Fig. 5. Block diagram showing the main features of central Massachusetts during the excavation of the lowland.

Fig. 6. Block diagram showing main features of central Massachusetts after the Triassic basins were filled.

The lowland extends beyond our immediate region. It continues southward with diminishing elevation to New Haven, where it joins another broad depression, now flooded by the waters of Long Island Sound.

Before the Rivers Cut the Valleys

Those who would see the land as it was before the rivers carved the lowlands must put back every grain of sand the waters carried away; they must fill in these valleys to the level of the Jamaica upland. Then only will the country be as it was before the streams were rejuvenated and started to cut deep trenches and to widen them as the Deerfield has done at Charlemont.

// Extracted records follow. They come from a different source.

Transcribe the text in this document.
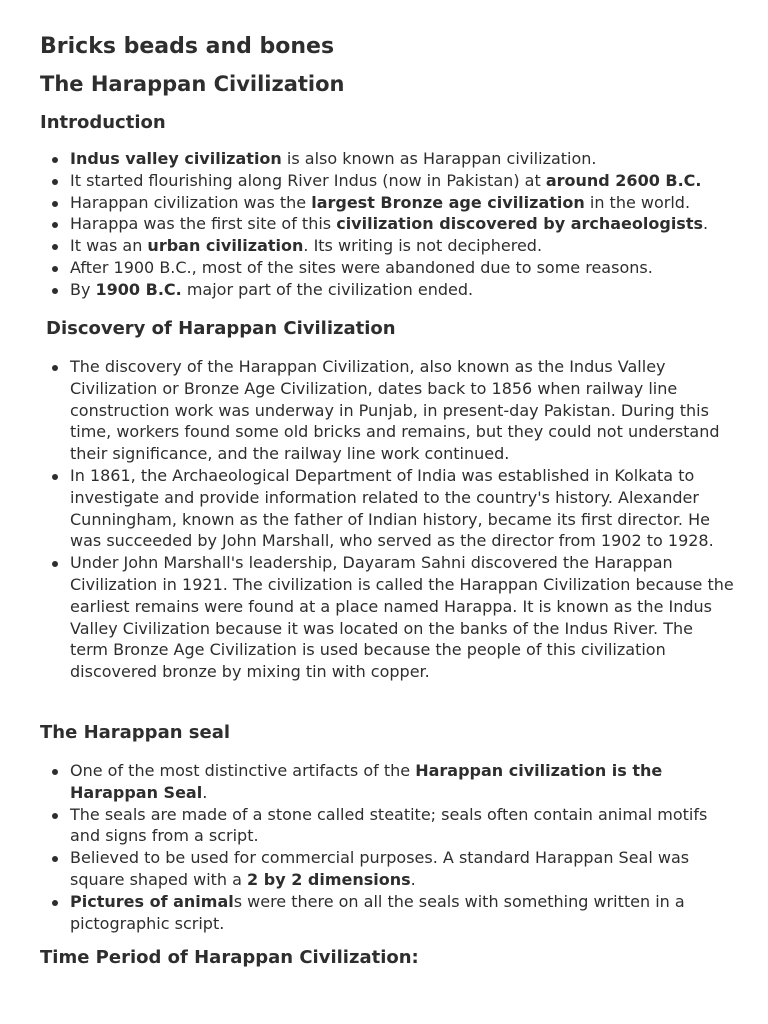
Bricks beads and bones
The Harappan Civilization
Introduction
Indus valley civilization is also known as Harappan civilization.
It started flourishing along River Indus (now in Pakistan) at around 2600 B.C.
Harappan civilization was the largest Bronze age civilization in the world.
Harappa was the first site of this civilization discovered by archaeologists.
It was an urban civilization. Its writing is not deciphered.
After 1900 B.C., most of the sites were abandoned due to some reasons.
By 1900 B.C. major part of the civilization ended.
Discovery of Harappan Civilization
The discovery of the Harappan Civilization, also known as the Indus Valley Civilization or Bronze Age Civilization, dates back to 1856 when railway line construction work was underway in Punjab, in present-day Pakistan. During this time, workers found some old bricks and remains, but they could not understand their significance, and the railway line work continued.
In 1861, the Archaeological Department of India was established in Kolkata to investigate and provide information related to the country's history. Alexander Cunningham, known as the father of Indian history, became its first director. He was succeeded by John Marshall, who served as the director from 1902 to 1928.
Under John Marshall's leadership, Dayaram Sahni discovered the Harappan Civilization in 1921. The civilization is called the Harappan Civilization because the earliest remains were found at a place named Harappa. It is known as the Indus Valley Civilization because it was located on the banks of the Indus River. The term Bronze Age Civilization is used because the people of this civilization discovered bronze by mixing tin with copper.
The Harappan seal
One of the most distinctive artifacts of the Harappan civilization is the Harappan Seal.
The seals are made of a stone called steatite; seals often contain animal motifs and signs from a script.
Believed to be used for commercial purposes. A standard Harappan Seal was square shaped with a 2 by 2 dimensions.
Pictures of animals were there on all the seals with something written in a pictographic script.
Time Period of Harappan Civilization:
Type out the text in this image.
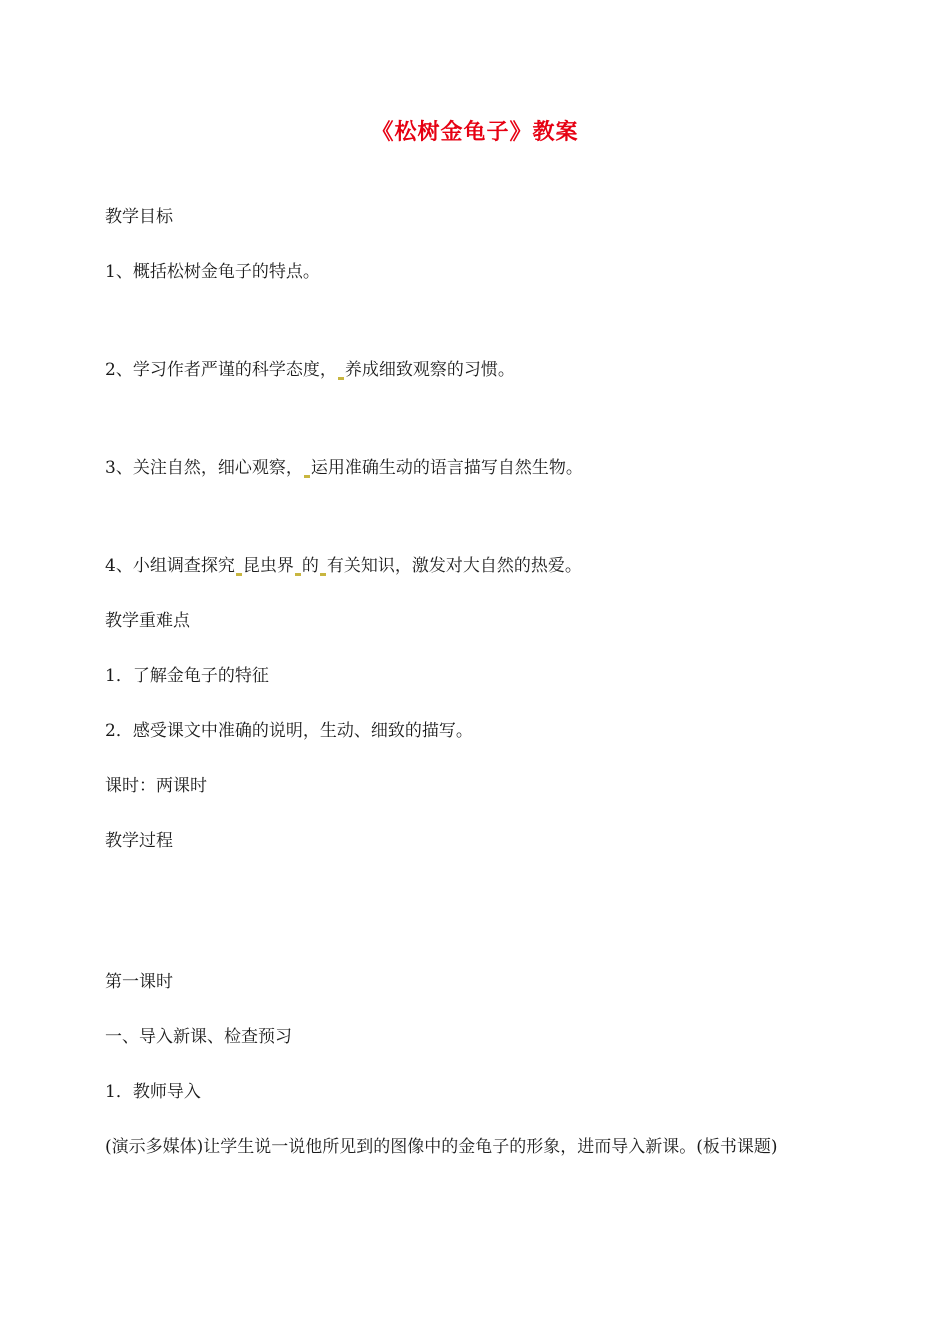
《松树金龟子》教案
教学目标
1、概括松树金龟子的特点。
2、学习作者严谨的科学态度， 养成细致观察的习惯。
3、关注自然，细心观察， 运用准确生动的语言描写自然生物。
4、小组调查探究 昆虫界 的 有关知识，激发对大自然的热爱。
教学重难点
1．了解金龟子的特征
2．感受课文中准确的说明，生动、细致的描写。
课时：两课时
教学过程
第一课时
一、导入新课、检查预习
1．教师导入
(演示多媒体)让学生说一说他所见到的图像中的金龟子的形象，进而导入新课。(板书课题)
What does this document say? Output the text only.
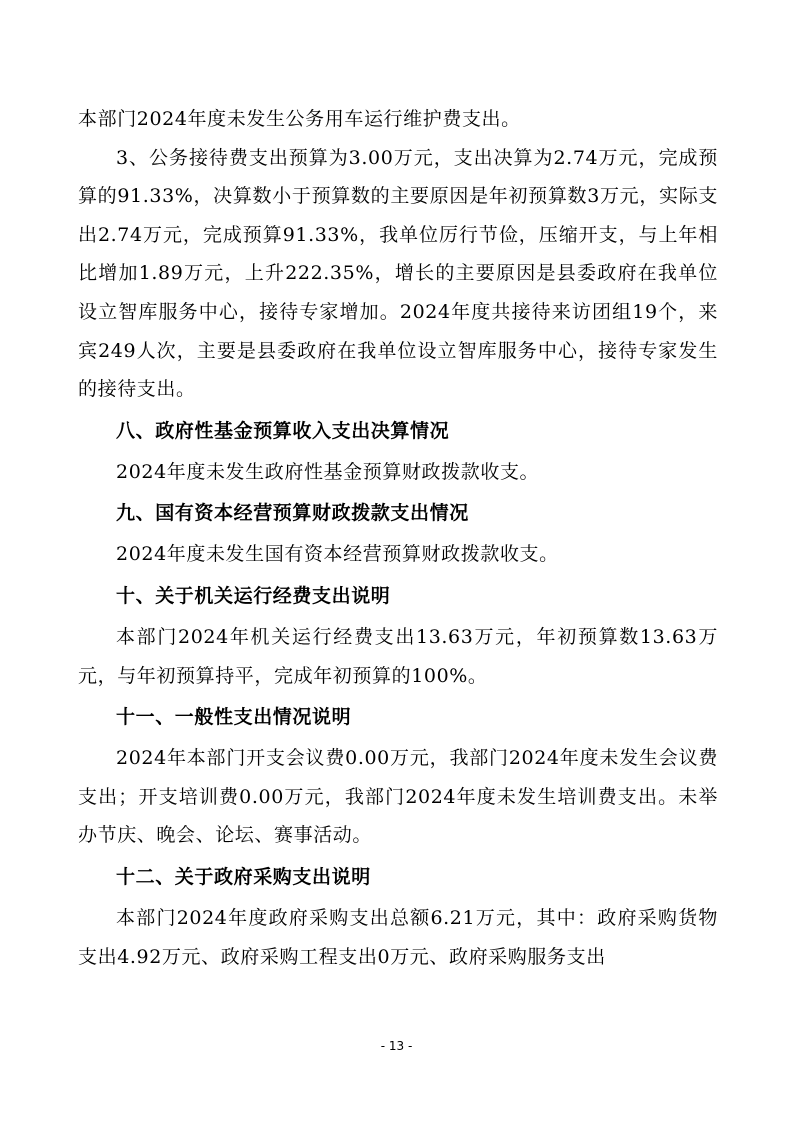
本部门2024年度未发生公务用车运行维护费支出。

3、公务接待费支出预算为3.00万元，支出决算为2.74万元，完成预算的91.33%，决算数小于预算数的主要原因是年初预算数3万元，实际支出2.74万元，完成预算91.33%，我单位厉行节俭，压缩开支，与上年相比增加1.89万元，上升222.35%，增长的主要原因是县委政府在我单位设立智库服务中心，接待专家增加。2024年度共接待来访团组19个，来宾249人次，主要是县委政府在我单位设立智库服务中心，接待专家发生的接待支出。

八、政府性基金预算收入支出决算情况

2024年度未发生政府性基金预算财政拨款收支。

九、国有资本经营预算财政拨款支出情况

2024年度未发生国有资本经营预算财政拨款收支。

十、关于机关运行经费支出说明

本部门2024年机关运行经费支出13.63万元，年初预算数13.63万元，与年初预算持平，完成年初预算的100%。

十一、一般性支出情况说明

2024年本部门开支会议费0.00万元，我部门2024年度未发生会议费支出；开支培训费0.00万元，我部门2024年度未发生培训费支出。未举办节庆、晚会、论坛、赛事活动。

十二、关于政府采购支出说明

本部门2024年度政府采购支出总额6.21万元，其中：政府采购货物支出4.92万元、政府采购工程支出0万元、政府采购服务支出

- 13 -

Broad, open valley flats or straths surmount the steep V-shaped notches of both the Deerfield and Westfield Rivers. Surely, everyone who has paused at the lookout on the east summit of the Mohawk Trail has seen the upland sloping gently towards the Deerfield and then breaking sharply at the top of the present canyon. The same view confronts the motorist who drives from Adams to Cummington, just after he leaves the village of Plainfield. Here the shallow bowl in front of him holds no hint of the deep notch in which the Westfield flows. The gentle contour of the land suggests only the slow but methodical sort of change which comes with maturity. Those who favor air travel will see, as they fly over Mount Tom, a similar but more dissected strath reaching into the hills northwestward from Northampton. Aeroplanes flying the Boston-New York route pass over straths which have been trenched by the Connecticut along its course from Middletown to New London.

The straths are part of a mature, but ancient drainage system, which was graded a thousand feet above the level of the present streams and only a few hundred feet below the main upland. Certain broad depressions through the highlands east of the Connecticut Lowland suggest that this drainage pursued a southeastward course to the Atlantic, and that the river did not establish its modern course until the straths were elevated and notched.

The land level above the strath-margins is a still older surface from which the rock-benches were cut. The higher surface stretches to the horizon at Pelham, but Mount Monadnock and Wachusett stand conspicuously above it. And on the Mohawk Trail one must ascend the tower at the eastern summit before any higher land comes into view. Greylock’s summit and the long chain of the Green Mountains attain greater elevations. The West River and Deerfield basins are graded to the level of this higher and older erosion surface, but farther north a chain of peaks including Stratton and Okemo swing eastward towards Ascutney. They appear to have formed a divide on this ancient land, as they do today; and beyond their crests rivers have run to the Saint Lawrence and Hudson basins from a time which antedated any of the familiar features of the New England landscape.